I understand that in the book Kennedy uses Tom as that odd literary device, the unreliable narrator. In the preview I attended at the Curzon with Pawlikowski answering questions afterwards, he hinted that we might see his Tom in a similar way. I dislike this device in literature and am not sure it can be successfully transferred to film. Certainly Tom’s perception of his relationship with his ex-wife diverges from hers but that is not so surprising and we never see any basis for her apparent fear of him.

Pawlikowski has a background in documentary film-making and admitted in questions that he dislikes literary, simple narrative films.

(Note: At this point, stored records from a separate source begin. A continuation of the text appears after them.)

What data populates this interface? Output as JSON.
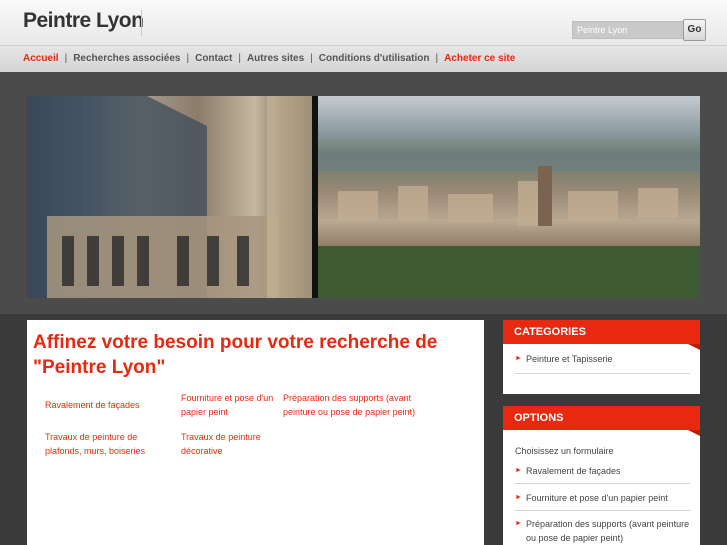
{
  "header": {
    "site_title": "Peintre Lyon",
    "search_value": "Peintre Lyon",
    "search_button": "Go"
  },
  "nav": {
    "items": [
      {
        "label": "Accueil"
      },
      {
        "label": "Recherches associées"
      },
      {
        "label": "Contact"
      },
      {
        "label": "Autres sites"
      },
      {
        "label": "Conditions d'utilisation"
      },
      {
        "label": "Acheter ce site"
      }
    ],
    "separator": "|"
  },
  "main": {
    "heading": "Affinez votre besoin pour votre recherche de \"Peintre Lyon\"",
    "links": [
      "Ravalement de façades",
      "Fourniture et pose d'un papier peint",
      "Préparation des supports (avant peinture ou pose de papier peint)",
      "Travaux de peinture de plafonds, murs, boiseries",
      "Travaux de peinture décorative"
    ]
  },
  "sidebar": {
    "categories": {
      "title": "CATEGORIES",
      "items": [
        "Peinture et Tapisserie"
      ]
    },
    "options": {
      "title": "OPTIONS",
      "intro": "Choisissez un formulaire",
      "items": [
        "Ravalement de façades",
        "Fourniture et pose d'un papier peint",
        "Préparation des supports (avant peinture ou pose de papier peint)"
      ]
    }
  },
  "colors": {
    "accent": "#e8290f",
    "background": "#3a3a3a"
  }
}
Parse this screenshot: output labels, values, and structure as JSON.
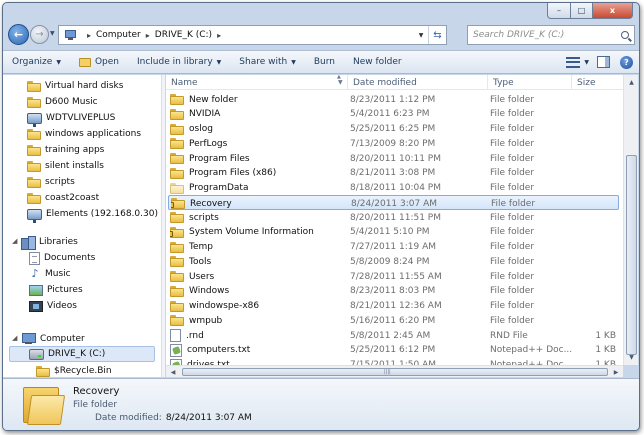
{
  "address": {
    "segments": [
      "Computer",
      "DRIVE_K (C:)"
    ]
  },
  "search": {
    "placeholder": "Search DRIVE_K (C:)"
  },
  "window_buttons": {
    "minimize": "–",
    "maximize": "□",
    "close": "x"
  },
  "toolbar": {
    "organize": "Organize",
    "open": "Open",
    "include_in_library": "Include in library",
    "share_with": "Share with",
    "burn": "Burn",
    "new_folder": "New folder"
  },
  "nav": {
    "folders": [
      "Virtual hard disks",
      "D600 Music",
      "WDTVLIVEPLUS",
      "windows applications",
      "training apps",
      "silent installs",
      "scripts",
      "coast2coast",
      "Elements (192.168.0.30)"
    ],
    "libraries": {
      "label": "Libraries",
      "items": [
        "Documents",
        "Music",
        "Pictures",
        "Videos"
      ]
    },
    "computer": {
      "label": "Computer",
      "items": [
        "DRIVE_K (C:)",
        "$Recycle.Bin"
      ]
    }
  },
  "columns": {
    "name": "Name",
    "date": "Date modified",
    "type": "Type",
    "size": "Size"
  },
  "files": [
    {
      "name": "New folder",
      "date": "8/23/2011 1:12 PM",
      "type": "File folder",
      "size": "",
      "icon": "folder-icon"
    },
    {
      "name": "NVIDIA",
      "date": "5/4/2011 6:23 PM",
      "type": "File folder",
      "size": "",
      "icon": "folder-icon"
    },
    {
      "name": "oslog",
      "date": "5/25/2011 6:25 PM",
      "type": "File folder",
      "size": "",
      "icon": "folder-icon"
    },
    {
      "name": "PerfLogs",
      "date": "7/13/2009 8:20 PM",
      "type": "File folder",
      "size": "",
      "icon": "folder-icon"
    },
    {
      "name": "Program Files",
      "date": "8/20/2011 10:11 PM",
      "type": "File folder",
      "size": "",
      "icon": "folder-icon"
    },
    {
      "name": "Program Files (x86)",
      "date": "8/21/2011 3:08 PM",
      "type": "File folder",
      "size": "",
      "icon": "folder-icon"
    },
    {
      "name": "ProgramData",
      "date": "8/18/2011 10:04 PM",
      "type": "File folder",
      "size": "",
      "icon": "faded-folder-icon"
    },
    {
      "name": "Recovery",
      "date": "8/24/2011 3:07 AM",
      "type": "File folder",
      "size": "",
      "icon": "locked-folder-icon"
    },
    {
      "name": "scripts",
      "date": "8/20/2011 11:51 PM",
      "type": "File folder",
      "size": "",
      "icon": "folder-icon"
    },
    {
      "name": "System Volume Information",
      "date": "5/4/2011 5:10 PM",
      "type": "File folder",
      "size": "",
      "icon": "locked-folder-icon"
    },
    {
      "name": "Temp",
      "date": "7/27/2011 1:19 AM",
      "type": "File folder",
      "size": "",
      "icon": "folder-icon"
    },
    {
      "name": "Tools",
      "date": "5/8/2009 8:24 PM",
      "type": "File folder",
      "size": "",
      "icon": "folder-icon"
    },
    {
      "name": "Users",
      "date": "7/28/2011 11:55 AM",
      "type": "File folder",
      "size": "",
      "icon": "folder-icon"
    },
    {
      "name": "Windows",
      "date": "8/23/2011 8:03 PM",
      "type": "File folder",
      "size": "",
      "icon": "folder-icon"
    },
    {
      "name": "windowspe-x86",
      "date": "8/21/2011 12:36 AM",
      "type": "File folder",
      "size": "",
      "icon": "folder-icon"
    },
    {
      "name": "wmpub",
      "date": "5/16/2011 6:20 PM",
      "type": "File folder",
      "size": "",
      "icon": "folder-icon"
    },
    {
      "name": ".rnd",
      "date": "5/8/2011 2:45 AM",
      "type": "RND File",
      "size": "1 KB",
      "icon": "file-icon"
    },
    {
      "name": "computers.txt",
      "date": "5/25/2011 6:12 PM",
      "type": "Notepad++ Doc...",
      "size": "1 KB",
      "icon": "notepad-file-icon"
    },
    {
      "name": "drives.txt",
      "date": "7/15/2011 1:50 AM",
      "type": "Notepad++ Doc...",
      "size": "1 KB",
      "icon": "notepad-file-icon"
    }
  ],
  "selected_file": "Recovery",
  "details": {
    "name": "Recovery",
    "type": "File folder",
    "modified_label": "Date modified:",
    "modified_value": "8/24/2011 3:07 AM"
  }
}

It was the character from Kennedy’s book that intrigued him not the traditional thriller genre plot Kennedy placed him in. Pawlikowski’s film looks and feels like a thriller much of the time but in effect he has turned a thriller into a mystery and a straightforward narrative in to a subjective, enigmatic series of events arising from ambiguities in Tom’s character and presenting us with at least one perplexing surprise.

Woman in the Fifth is absorbing, visually engrossing and never dull. Like many film-makers who eschew a literal narrative I’m not sure Pawlikowski is adventurous enough, or develops his characters enough to make the ambiguities and ambivalences in his film disturb as much they might. His film is more taut than tense; more intriguing than exciting.

That said – well worth a visit. The playing is excellent with a welcome return of the engaging Ethan Hawke and another elegant performance from Scott-Thomas but which had Pawlikowski wanted to take her character further, she would have been more than capable of investing with more depth.